Até 1930, pode-se dividir o povo da República em três partes. Imaginemos um grande círculo contendo em si círculos menores. O grande círculo representa o total da população do país; os círculos menores, as parcelas dessa população dividida de acordo com sua participação política. Movimentando-nos do centro para a periferia, chamemos o círculo menor de povo eleitoral, isto é, aquela parcela da população que votava; o círculo seguinte, um pouco maior, representa o povo político, isto é, a parcela da população que tinha o direito de voto de acordo com a Constituição de 1891; o círculo seguinte é o do povo excluído formalmente da participação via direito do voto.
De acordo com os dados do censo de 1920, teremos uma população total, representada pelo círculo maior, de 30,6 milhões. Este é o povo do censo que, pelo menos em tese, possuía direitos civis. Mas quantos desses cidadãos civis eram também cidadãos políticos, quantos pertenciam ao corpo político da nação? Para calcular esse número, temos primeiro que deduzir do total os analfabetos, proibidos por lei de votar. O analfabetismo na época, atingia 75,5% da população. Feito o cálculo, restam 7,5 milhões. Depois, é preciso descontar as mulheres. Embora a lei não lhes negasse explicitamente o direito do voto, pela tradição não votavam. Ficamos com 4,5 milhões. Os estrangeiros também não tinham o direito do voto. Nosso número cai para 3,9 milhões. Finalmente, os homens menores de 21 anos também não votavam. Ficamos reduzidos a míseros 2,4 milhões de brasileiros legalmente autorizados a participar do sistema político por meio do voto. Ficam fora do sistema, excluídos, 28,2 milhões, 92% da população.
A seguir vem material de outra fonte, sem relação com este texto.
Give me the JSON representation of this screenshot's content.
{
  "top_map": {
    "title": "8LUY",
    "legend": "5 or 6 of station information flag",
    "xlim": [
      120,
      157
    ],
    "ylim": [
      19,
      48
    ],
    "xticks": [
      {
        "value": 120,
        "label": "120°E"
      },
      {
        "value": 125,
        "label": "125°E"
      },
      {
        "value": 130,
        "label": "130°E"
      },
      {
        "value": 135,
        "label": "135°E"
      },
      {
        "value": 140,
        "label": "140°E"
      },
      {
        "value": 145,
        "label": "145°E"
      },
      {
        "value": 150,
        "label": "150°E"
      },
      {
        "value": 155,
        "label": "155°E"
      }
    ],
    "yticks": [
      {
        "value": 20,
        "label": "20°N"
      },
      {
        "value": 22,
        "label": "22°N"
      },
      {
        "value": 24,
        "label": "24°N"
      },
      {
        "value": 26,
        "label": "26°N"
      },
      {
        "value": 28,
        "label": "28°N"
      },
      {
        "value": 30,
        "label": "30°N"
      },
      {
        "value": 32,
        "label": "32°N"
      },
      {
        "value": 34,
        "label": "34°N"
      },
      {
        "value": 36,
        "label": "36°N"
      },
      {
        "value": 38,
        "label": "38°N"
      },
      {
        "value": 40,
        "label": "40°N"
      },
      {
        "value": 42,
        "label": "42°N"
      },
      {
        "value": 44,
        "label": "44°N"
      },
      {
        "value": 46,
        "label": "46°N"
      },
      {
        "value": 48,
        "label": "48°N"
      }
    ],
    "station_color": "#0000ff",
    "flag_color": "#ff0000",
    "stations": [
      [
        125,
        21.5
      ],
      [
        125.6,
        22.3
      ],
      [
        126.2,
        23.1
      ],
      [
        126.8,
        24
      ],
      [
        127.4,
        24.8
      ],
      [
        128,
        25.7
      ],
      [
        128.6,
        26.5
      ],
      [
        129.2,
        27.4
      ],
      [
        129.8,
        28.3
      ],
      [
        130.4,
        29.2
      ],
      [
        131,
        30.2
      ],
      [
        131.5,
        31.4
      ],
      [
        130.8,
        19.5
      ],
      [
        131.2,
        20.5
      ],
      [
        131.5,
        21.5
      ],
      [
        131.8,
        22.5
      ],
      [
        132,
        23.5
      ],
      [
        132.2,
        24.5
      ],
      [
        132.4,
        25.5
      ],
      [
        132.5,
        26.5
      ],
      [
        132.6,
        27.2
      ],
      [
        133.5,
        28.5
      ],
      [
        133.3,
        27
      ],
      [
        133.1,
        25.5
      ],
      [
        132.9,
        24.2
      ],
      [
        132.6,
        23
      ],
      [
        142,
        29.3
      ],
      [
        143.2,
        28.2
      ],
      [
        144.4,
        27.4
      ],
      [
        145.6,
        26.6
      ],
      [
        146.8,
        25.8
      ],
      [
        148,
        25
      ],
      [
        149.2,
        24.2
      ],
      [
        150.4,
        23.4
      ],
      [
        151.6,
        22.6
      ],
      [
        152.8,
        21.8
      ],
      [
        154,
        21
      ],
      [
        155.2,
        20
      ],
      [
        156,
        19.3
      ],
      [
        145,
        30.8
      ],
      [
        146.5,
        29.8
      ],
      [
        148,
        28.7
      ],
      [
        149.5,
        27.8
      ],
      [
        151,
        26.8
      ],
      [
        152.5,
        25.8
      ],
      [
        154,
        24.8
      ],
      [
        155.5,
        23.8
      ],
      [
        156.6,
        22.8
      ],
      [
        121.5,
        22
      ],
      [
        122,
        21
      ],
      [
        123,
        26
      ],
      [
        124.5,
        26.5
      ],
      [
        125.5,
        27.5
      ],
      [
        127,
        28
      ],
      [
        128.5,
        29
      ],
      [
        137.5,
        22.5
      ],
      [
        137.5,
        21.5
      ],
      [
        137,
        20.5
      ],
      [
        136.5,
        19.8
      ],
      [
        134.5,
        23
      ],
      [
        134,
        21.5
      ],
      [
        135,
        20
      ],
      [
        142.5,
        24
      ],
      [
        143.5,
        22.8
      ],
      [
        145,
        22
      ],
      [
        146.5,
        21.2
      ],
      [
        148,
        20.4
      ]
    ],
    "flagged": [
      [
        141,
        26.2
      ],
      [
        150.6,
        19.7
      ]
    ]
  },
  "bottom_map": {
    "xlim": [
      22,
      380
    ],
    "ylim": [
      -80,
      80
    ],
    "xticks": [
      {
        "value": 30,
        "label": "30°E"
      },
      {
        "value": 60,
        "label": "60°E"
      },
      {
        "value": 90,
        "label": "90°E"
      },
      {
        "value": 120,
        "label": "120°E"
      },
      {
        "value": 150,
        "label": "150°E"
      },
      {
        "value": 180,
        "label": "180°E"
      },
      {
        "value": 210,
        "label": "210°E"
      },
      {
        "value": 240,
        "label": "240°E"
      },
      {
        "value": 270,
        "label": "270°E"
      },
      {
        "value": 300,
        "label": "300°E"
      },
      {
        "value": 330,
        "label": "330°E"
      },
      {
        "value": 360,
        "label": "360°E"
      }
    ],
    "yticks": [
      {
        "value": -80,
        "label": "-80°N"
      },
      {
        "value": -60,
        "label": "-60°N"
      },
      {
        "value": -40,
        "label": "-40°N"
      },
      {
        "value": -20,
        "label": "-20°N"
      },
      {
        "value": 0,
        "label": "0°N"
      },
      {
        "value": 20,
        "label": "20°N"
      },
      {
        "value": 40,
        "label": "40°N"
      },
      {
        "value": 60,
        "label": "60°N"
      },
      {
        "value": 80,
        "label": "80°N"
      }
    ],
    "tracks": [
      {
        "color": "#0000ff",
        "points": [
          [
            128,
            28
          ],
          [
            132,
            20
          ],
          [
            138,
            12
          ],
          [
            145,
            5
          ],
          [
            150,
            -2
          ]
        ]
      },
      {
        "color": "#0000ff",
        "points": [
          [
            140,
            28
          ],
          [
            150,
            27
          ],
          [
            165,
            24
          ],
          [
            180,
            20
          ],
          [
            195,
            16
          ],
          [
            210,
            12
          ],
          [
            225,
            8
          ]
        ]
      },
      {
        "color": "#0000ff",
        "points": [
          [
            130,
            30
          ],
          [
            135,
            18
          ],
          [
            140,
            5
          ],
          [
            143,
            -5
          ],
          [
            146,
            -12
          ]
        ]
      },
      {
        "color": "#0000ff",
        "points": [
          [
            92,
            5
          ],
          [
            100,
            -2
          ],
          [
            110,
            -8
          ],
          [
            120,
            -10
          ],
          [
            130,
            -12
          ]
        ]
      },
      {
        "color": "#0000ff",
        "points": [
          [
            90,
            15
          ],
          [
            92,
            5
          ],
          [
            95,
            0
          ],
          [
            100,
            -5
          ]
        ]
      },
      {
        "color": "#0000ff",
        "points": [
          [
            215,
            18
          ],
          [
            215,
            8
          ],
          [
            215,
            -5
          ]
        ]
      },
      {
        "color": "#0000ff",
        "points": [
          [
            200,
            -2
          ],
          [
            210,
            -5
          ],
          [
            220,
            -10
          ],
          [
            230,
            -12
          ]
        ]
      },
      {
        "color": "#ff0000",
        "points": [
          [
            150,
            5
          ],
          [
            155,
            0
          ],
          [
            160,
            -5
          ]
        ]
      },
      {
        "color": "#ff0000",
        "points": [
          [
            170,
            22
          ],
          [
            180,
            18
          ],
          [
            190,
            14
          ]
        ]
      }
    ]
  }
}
Se eram poucos os que podiam votar, menos ainda eram os que de fato votavam. Nas eleições presidenciais de 1910, uma das poucas em que houve competição, disputando Rui Barbosa contra o marechal Hermes da Fonseca, a abstenção foi de 40%. Os votantes representaram apenas 2,7% da população. No Rio de Janeiro, capital da República, onde 20% da população estava apta a votar, compareceu às urnas menos de 1%. Votar na capital era até mesmo perigoso devido à ação dos capangas a serviço dos candidatos. Quem tinha juízo ficava em casa. Como disse Lima Barreto de sua República dos Bruzundangas: “[Os políticos] tinham conseguido quase totalmente eliminar do aparelho eleitoral este elemento perturbador – o voto”. A eliminação do voto completava-se com a fraude. Ninguém podia ter certeza de que seu voto seria contado a favor do candidato certo.
Significa isso que o povo da Primeira República não passava da carneirada dos currais eleitorais e da massa apática dos excluídos? Seguramente que não. Por fora do sistema legal de representação havia ação política, muitas vezes violenta. Entre os poucos que votavam, os que escolhiam não votar e os muitos que não podiam votar, havia o que chamo de povo da rua, isto é, a parcela da população que agia politicamente, mas à margem do sistema político, e às vezes contra ele. É difícil calcular o tamanho desse povo. Podemos apenas surpreendê-lo em suas manifestações. E podemos também dizer que ele existia tanto nas cidades como no campo.